After a large snowstorm or blizzard, most children beg to go outside and build a snowman or go sledding. But low temps can lead to dangerous conditions for kids – and injuries too – so we have compiled a safety list from emergency response experts
- Children shouldn’t play outside alone. Establish a buddy system with one or more friends and have them look out for one another. Children younger than 8 years of age should always be supervised outside.
- Consider keeping them indoors whenever the temperature or the wind chill is reported to be -27°C (-16°F) or lower. At these temperatures, exposed skin will begin to freeze.
- Never send children outside unsupervised in extreme weather conditions such as snowstorms.
- Check often to see that your child is warm and dry. Younger children should take regular breaks and come inside for a warm drink.
- Help children choose play areas with a warm shelter nearby (e.g., near home or a friend’s home).
- Apply sunscreen to exposed skin, even when it’s cloudy.
10 Winter Safety Tips for Your Family
It’s easy to keep safe during the cold months. By following a few tips, you can have a great time, no matter how much snow piles up outside! Tips provided from emergency response experts at savethechildren.org
1. Layer up.
Bitter cold and snow can cause frostbite. Dress your child in several layers, and make sure their head, neck and hands are covered. Dress babies and young children in one more layer than an adult would wear.
2. Check in on warmth.
Before kids head outside, tell them to come inside if they get wet or if they’re cold. Then keep watching them and checking in. They may want to continue playing outside even if they are wet or cold.

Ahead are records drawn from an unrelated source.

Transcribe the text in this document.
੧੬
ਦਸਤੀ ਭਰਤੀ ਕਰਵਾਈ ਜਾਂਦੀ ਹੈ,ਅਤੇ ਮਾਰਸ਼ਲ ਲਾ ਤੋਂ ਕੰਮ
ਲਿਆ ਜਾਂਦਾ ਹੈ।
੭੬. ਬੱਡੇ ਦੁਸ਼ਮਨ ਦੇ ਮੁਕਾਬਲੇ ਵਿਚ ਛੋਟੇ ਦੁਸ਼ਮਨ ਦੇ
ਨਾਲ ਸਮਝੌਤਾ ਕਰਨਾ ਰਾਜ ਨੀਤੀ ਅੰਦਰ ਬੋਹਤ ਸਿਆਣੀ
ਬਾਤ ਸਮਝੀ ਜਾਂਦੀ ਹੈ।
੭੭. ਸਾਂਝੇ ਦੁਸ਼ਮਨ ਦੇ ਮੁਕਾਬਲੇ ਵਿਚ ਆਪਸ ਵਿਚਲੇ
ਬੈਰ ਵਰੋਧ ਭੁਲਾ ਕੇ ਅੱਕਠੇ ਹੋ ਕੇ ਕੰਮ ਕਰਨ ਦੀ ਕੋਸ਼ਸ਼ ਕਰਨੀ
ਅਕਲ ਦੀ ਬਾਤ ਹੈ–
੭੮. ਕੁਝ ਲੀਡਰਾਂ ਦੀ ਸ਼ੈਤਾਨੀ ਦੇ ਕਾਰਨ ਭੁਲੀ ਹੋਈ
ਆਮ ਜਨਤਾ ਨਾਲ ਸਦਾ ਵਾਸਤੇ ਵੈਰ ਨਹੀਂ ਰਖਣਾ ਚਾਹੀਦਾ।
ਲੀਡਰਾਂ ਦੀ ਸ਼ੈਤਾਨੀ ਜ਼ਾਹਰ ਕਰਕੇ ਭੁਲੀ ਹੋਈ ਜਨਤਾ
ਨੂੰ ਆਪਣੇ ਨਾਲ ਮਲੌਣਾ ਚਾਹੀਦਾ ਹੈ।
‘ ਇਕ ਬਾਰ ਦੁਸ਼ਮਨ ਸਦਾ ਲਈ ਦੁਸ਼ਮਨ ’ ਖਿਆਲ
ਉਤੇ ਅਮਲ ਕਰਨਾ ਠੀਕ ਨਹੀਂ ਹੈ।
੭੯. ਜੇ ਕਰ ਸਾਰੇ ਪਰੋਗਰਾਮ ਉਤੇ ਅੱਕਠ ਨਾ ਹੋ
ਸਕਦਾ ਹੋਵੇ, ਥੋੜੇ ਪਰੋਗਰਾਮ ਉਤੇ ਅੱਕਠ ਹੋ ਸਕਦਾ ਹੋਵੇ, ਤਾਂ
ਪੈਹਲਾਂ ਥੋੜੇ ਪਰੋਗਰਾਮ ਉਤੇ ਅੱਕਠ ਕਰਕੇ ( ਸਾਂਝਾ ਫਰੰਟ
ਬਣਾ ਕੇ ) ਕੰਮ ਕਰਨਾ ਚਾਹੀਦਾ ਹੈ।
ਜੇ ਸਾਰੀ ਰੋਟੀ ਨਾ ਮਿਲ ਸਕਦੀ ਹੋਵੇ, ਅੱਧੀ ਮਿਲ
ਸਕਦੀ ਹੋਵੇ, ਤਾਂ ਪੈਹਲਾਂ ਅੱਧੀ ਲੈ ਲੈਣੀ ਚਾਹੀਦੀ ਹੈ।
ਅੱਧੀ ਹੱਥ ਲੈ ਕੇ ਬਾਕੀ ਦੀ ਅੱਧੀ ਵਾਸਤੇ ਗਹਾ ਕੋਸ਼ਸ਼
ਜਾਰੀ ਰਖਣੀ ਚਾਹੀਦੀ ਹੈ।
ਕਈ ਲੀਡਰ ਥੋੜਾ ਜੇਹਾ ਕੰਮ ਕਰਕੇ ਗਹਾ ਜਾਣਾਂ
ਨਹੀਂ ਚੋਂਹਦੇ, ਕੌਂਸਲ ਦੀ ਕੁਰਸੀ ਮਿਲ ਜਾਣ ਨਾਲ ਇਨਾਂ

3. Beware of clothing hazards.
Scarves and hood strings can strangle smaller children so use other clothing to keep them warm.
4. Play it safe.
Even when roads are closed to traffic, it’s not safe to play or sled in the street. Visibility may be limited due to snow banks and ice on the roads makes braking difficult.
5. Use sunscreen.
Children and adults can still get sunburned in the winter. Sun can reflect off the snow, so apply sunscreen to exposed areas.
6. Prevent nosebleeds.
If your child suffers from minor winter nosebleeds, use a cold-air humidifier in their room. Saline nose drops can help keep their nose moist.
7. Use caution around fires.
Wood-burning stoves, fireplaces and outdoor fire-pits are cozy but can present danger – especially to small children. Use caution and put up protective gates when possible. If you’ve lost power or heat and are alternative heating methods like kerosene or electric heaters, be sure smoke detectors and carbon monoxide detectors are working.

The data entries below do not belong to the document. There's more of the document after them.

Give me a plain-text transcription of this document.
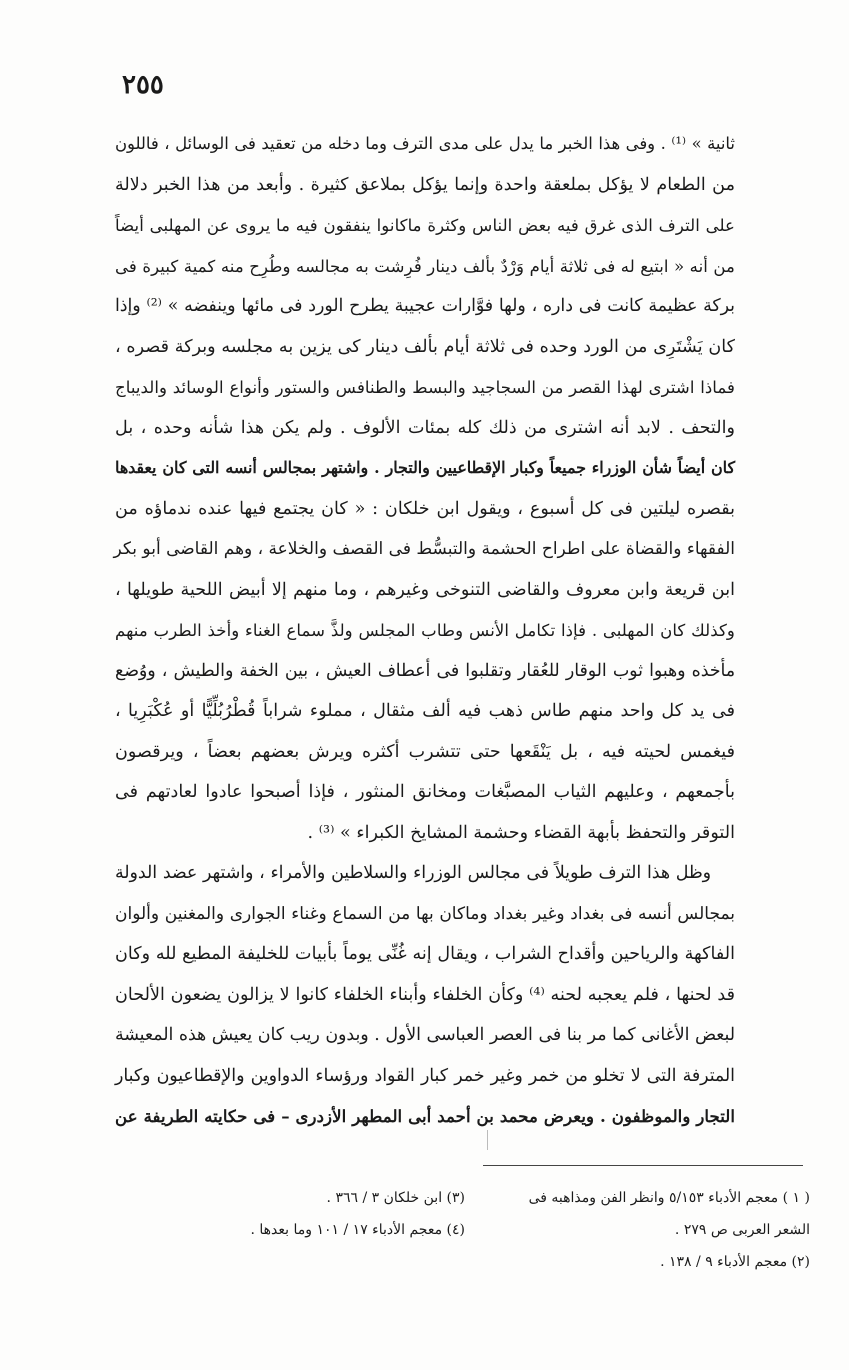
٢٥٥
ثانية » ⁽¹⁾ . وفى هذا الخبر ما يدل على مدى الترف وما دخله من تعقيد فى الوسائل ، فاللون
من الطعام لا يؤكل بملعقة واحدة وإنما يؤكل بملاعق كثيرة . وأبعد من هذا الخبر دلالة
على الترف الذى غرق فيه بعض الناس وكثرة ماكانوا ينفقون فيه ما يروى عن المهلبى أيضاً
من أنه « ابتيع له فى ثلاثة أيام وَرْدٌ بألف دينار فُرِشت به مجالسه وطُرِح منه كمية كبيرة فى
بركة عظيمة كانت فى داره ، ولها فوَّارات عجيبة يطرح الورد فى مائها وينفضه » ⁽²⁾ وإذا
كان يَشْتَرِى من الورد وحده فى ثلاثة أيام بألف دينار كى يزين به مجلسه وبركة قصره ،
فماذا اشترى لهذا القصر من السجاجيد والبسط والطنافس والستور وأنواع الوسائد والديباج
والتحف . لابد أنه اشترى من ذلك كله بمئات الألوف . ولم يكن هذا شأنه وحده ، بل
كان أيضاً شأن الوزراء جميعاً وكبار الإقطاعيين والتجار . واشتهر بمجالس أنسه التى كان يعقدها
بقصره ليلتين فى كل أسبوع ، ويقول ابن خلكان : « كان يجتمع فيها عنده ندماؤه من
الفقهاء والقضاة على اطراح الحشمة والتبسُّط فى القصف والخلاعة ، وهم القاضى أبو بكر
ابن قريعة وابن معروف والقاضى التنوخى وغيرهم ، وما منهم إلا أبيض اللحية طويلها ،
وكذلك كان المهلبى . فإذا تكامل الأنس وطاب المجلس ولذَّ سماع الغناء وأخذ الطرب منهم
مأخذه وهبوا ثوب الوقار للعُقار وتقلبوا فى أعطاف العيش ، بين الخفة والطيش ، ووُضع
فى يد كل واحد منهم طاس ذهب فيه ألف مثقال ، مملوء شراباً قُطْرُبُلِّيًّا أو عُكْبَرِيا ،
فيغمس لحيته فيه ، بل يَنْقَعها حتى تتشرب أكثره ويرش بعضهم بعضاً ، ويرقصون
بأجمعهم ، وعليهم الثياب المصبَّغات ومخانق المنثور ، فإذا أصبحوا عادوا لعادتهم فى
التوقر والتحفظ بأبهة القضاء وحشمة المشايخ الكبراء » ⁽³⁾ .
وظل هذا الترف طويلاً فى مجالس الوزراء والسلاطين والأمراء ، واشتهر عضد الدولة
بمجالس أنسه فى بغداد وغير بغداد وماكان بها من السماع وغناء الجوارى والمغنين وألوان
الفاكهة والرياحين وأقداح الشراب ، ويقال إنه غُنِّى يوماً بأبيات للخليفة المطيع لله وكان
قد لحنها ، فلم يعجبه لحنه ⁽⁴⁾ وكأن الخلفاء وأبناء الخلفاء كانوا لا يزالون يضعون الألحان
لبعض الأغانى كما مر بنا فى العصر العباسى الأول . وبدون ريب كان يعيش هذه المعيشة
المترفة التى لا تخلو من خمر وغير خمر كبار القواد ورؤساء الدواوين والإقطاعيون وكبار
التجار والموظفون . ويعرض محمد بن أحمد أبى المطهر الأزدرى – فى حكايته الطريفة عن
( ١ ) معجم الأدباء ٥/١٥٣ وانظر الفن ومذاهبه فى
(٣) ابن خلكان ٣ / ٣٦٦ .
الشعر العربى ص ٢٧٩ .
(٤) معجم الأدباء ١٧ / ١٠١ وما بعدها .
(٢) معجم الأدباء ٩ / ١٣٨ .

8. Watch for danger signs.
Signs of frostbite are pale, grey or blistered skin on the fingers, ears, nose, and toes. If you think your child has frostbite bring the child indoors and put the affected area in warm (not hot) water. Signs of hypothermia are shivering, slurred speech, and unusual clumsiness. If you think your child has hypothermia call 9-1-1 immediately.
9. Get trained and equipped.
Children should wear helmets when snowboarding, skiing, sledding or playing ice hockey. And to avoid injuries, teach children how to do the activity safely.
10. Keep them hydrated.
In drier winter air kids lose more water through their breath. Offer plenty of water, and try giving them warm drinks and soup for extra appeal.
Once outdoors, take precautions to keep your family safe. Accidents can easily occur in ice and snow
It’s easy to keep safe — and stay fit — during the cold months. By following a few tips, you can have a great time, no matter how much white stuff piles up outside.
Going on a Road Trip in Winter?
Make sure you have a first-aid kit, extra blankets, water, food, and gloves in the car.